The Standard Model of particle physics was developed in the mid 1970s. Over the past 45 years, it has been an extremely successful theory, providing an excellent description of most of the phenomena of particle physics. In fact, the only sector of the Standard Model that has not stood up to experimental scrutiny is its description of neutrinos.
At the time the Standard Model was constructed, it was assumed that:
- neutrinos have exactly zero mass;
- there are exactly three neutrinos, one for each of the three charged leptons, and lepton neumber is conserved separately for each of the three lepton families (e, νe), (μ, νμ), (τ, ντ);
- neutrinos and antineutrinos are distinct;
- all neutrinos are left-handed (see figure 9), and all antineutrinos are right-handed.

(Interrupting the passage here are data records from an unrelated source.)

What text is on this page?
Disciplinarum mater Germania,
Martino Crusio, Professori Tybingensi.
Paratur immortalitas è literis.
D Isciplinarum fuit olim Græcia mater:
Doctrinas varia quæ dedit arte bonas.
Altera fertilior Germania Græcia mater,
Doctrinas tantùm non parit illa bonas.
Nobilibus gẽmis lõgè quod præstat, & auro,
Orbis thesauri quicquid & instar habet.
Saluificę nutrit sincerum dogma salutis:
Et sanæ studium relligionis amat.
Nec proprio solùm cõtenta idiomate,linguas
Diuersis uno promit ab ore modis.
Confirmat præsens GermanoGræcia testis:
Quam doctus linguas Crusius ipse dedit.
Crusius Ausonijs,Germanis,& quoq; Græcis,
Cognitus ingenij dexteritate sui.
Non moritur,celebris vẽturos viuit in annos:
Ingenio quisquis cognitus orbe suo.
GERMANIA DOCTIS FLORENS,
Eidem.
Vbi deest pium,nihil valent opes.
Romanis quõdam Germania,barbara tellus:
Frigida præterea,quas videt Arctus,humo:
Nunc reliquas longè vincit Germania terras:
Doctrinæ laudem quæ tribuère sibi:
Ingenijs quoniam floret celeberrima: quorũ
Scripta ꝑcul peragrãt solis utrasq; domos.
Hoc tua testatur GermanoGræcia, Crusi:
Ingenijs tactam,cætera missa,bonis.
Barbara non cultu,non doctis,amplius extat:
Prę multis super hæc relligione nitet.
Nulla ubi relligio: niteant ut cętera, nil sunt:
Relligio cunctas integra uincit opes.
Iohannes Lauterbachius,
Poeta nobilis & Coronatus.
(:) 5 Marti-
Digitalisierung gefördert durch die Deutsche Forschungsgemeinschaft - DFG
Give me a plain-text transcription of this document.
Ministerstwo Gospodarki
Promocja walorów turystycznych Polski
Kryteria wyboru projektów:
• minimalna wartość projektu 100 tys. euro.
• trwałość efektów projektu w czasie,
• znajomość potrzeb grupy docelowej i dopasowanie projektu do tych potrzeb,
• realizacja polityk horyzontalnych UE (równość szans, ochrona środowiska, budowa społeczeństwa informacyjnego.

Figure 8: the particles of the Standard Model (excluding the Higgs boson). Figure from Fermilab.
These were the conclusions of 20 years of experimental work since the discovery of the neutrino. They were well described by the two-component model of the neutrino, which had been invented in the late 1950s by Lee and Yang, Landau, and Salam. The key ingredient of this model is the massless nature of neutrinos: if neutrinos have exactly zero mass, then their handedness (or helicity) is a permanent property, and there is no way for a neutrino created as an electron-neutrino to change into any other type. Neutrinos were the only massless matter particles in the Standard Model (photons and gluons are also massless, but they’re force carriers, not matter particles) – but as masses were one of the properties that the Standard Model assumes but does not explain, this did not seem to be unreasonable.
Figure 9: helicity. Particles such as the neutrino have a property called spin, which is a quantum-mechanical version of what we normally mean by spin. The spin of a particle like a neutrino or an electron can be either right-handed, as in the top picture, or left-handed, as in the lower picture. The weak interaction selects left-handed particles and right-handed antiparticles. Note that an observer who was moving faster than the particle would see the particle’s velocity change direction (if you are moving rapidly left to right, the lower particle will seem to you to be moving right to left), but its spin would remain the same – therefore its observed helicity would change.
The handedness of a particle is only a fixed quantity, the same for all observers, if the particle has exactly zero mass (because then it will travel at the speed of light, and cannot be overtaken). Massive particles can be seen as either left-handed or right-handed depending on the motion of the observer. Therefore, if neutrinos turn out to have non-zero mass, the two-component model breaks down, and the Standard Model must be modified. It turns out that the other properties of the original model of neutrinos – the distinctness of the three flavours, and the difference between neutrinos and antineutrinos – also depend critically on the masslessness of neutrinos.